“Why, what did I say to make him mad?” asked Felicity in honest perplexity.
“I think it’s awful for brothers and sisters to be always quarrelling,” sighed Cecily. “The Cowans fight all the time; and you and Dan will soon be as bad.”
“Oh, talk sense,” said Felicity. “Dan’s got so touchy it isn’t safe to speak to him. I should think he’d be sorry for all the trouble he made last night. But you just back him up in everything, Cecily.”
“I don’t!”
“You do! And you’ve no business to, specially when mother’s away. She left ME in charge.”
“You didn’t take much charge last night when Dan got sick,” said Felix maliciously. Felicity had told him at tea that night he was getting fatter than ever. This was his tit-for-tat. “You were pretty glad to leave it all to Cecily then.”
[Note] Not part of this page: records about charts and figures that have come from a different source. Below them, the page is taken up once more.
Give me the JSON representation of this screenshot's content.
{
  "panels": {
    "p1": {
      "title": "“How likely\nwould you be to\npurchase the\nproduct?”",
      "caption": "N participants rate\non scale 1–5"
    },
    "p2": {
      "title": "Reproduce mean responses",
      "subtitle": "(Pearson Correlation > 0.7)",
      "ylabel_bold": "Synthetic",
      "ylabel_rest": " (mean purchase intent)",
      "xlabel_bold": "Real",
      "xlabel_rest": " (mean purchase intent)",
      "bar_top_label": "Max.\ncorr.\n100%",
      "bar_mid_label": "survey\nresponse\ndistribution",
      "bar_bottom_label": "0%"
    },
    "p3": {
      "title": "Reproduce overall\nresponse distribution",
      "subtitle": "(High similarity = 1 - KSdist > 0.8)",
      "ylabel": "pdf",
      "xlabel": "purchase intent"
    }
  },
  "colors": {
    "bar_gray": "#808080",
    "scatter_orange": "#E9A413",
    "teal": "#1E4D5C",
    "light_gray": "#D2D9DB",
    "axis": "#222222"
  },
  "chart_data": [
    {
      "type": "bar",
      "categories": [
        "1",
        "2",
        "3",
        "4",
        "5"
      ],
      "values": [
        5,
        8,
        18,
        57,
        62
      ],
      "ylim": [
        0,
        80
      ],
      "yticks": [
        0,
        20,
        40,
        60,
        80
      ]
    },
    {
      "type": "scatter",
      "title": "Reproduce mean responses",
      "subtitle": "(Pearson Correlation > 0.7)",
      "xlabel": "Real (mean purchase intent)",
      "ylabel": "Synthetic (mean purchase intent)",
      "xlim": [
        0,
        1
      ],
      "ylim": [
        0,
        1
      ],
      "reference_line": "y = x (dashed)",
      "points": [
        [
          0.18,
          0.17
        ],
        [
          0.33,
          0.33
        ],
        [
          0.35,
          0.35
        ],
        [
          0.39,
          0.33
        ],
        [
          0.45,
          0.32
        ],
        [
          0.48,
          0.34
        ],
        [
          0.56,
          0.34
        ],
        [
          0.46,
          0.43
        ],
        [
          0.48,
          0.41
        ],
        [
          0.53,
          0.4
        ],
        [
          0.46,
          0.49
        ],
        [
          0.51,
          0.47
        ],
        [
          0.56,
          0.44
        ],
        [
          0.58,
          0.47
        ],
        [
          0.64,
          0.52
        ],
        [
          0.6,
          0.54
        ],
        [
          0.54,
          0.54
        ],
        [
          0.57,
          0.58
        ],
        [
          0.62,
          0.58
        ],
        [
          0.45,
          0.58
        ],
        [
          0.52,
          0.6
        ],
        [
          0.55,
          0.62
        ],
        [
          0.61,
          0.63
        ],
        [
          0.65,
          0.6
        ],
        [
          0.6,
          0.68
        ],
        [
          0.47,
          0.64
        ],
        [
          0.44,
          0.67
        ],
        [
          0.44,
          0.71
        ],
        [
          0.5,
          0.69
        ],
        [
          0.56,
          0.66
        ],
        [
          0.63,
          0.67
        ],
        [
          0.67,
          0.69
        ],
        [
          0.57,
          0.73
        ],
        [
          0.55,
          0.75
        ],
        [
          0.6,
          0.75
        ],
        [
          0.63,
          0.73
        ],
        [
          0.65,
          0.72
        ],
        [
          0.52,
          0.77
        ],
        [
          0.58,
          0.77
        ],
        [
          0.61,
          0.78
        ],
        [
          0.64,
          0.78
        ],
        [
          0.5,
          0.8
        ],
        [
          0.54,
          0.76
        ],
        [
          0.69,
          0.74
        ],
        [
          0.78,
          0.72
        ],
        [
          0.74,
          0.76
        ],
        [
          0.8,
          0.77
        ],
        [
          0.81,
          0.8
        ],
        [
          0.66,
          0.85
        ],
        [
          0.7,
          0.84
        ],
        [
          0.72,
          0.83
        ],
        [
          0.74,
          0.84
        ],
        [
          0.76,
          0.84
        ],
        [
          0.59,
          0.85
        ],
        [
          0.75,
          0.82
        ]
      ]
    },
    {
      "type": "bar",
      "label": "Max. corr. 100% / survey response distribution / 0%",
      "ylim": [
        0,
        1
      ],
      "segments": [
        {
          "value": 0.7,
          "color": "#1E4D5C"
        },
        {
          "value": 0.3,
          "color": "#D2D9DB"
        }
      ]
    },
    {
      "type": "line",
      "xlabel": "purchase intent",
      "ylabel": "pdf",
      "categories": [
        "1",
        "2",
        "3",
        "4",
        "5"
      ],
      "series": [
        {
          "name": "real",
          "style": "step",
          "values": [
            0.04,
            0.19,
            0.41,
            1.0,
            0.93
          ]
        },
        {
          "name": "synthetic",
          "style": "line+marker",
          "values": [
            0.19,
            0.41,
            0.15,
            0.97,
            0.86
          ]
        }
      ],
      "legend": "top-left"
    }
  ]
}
“Who’s talking to you?” said Felicity.
“Now, look here,” said the Story Girl, “the first thing we know we’ll all be quarrelling, and then some of us will sulk all day to-morrow. It’s dreadful to spoil a whole day. Just let’s all sit still and count a hundred before we say another word.”
We sat still and counted the hundred. When Cecily finished she got up and went in search of Dan, resolved to soothe his wounded feelings. Felicity called after her to tell Dan there was a jam turnover she had put away in the pantry specially for him. Felix held out to Felicity a remarkably fine apple which he had been saving for his own consumption; and the Story Girl began a tale of an enchanted maiden in a castle by the sea; but we never heard the end of it. For, just as the evening star was looking whitely through the rosy window of the west, Cecily came flying through the orchard, wringing her hands.
“Oh, come, come quick,” she gasped. “Dan’s eating the bad berries again—he’s et a whole bunch of them—he says he’ll show Felicity. I can’t stop him. Come you and try.”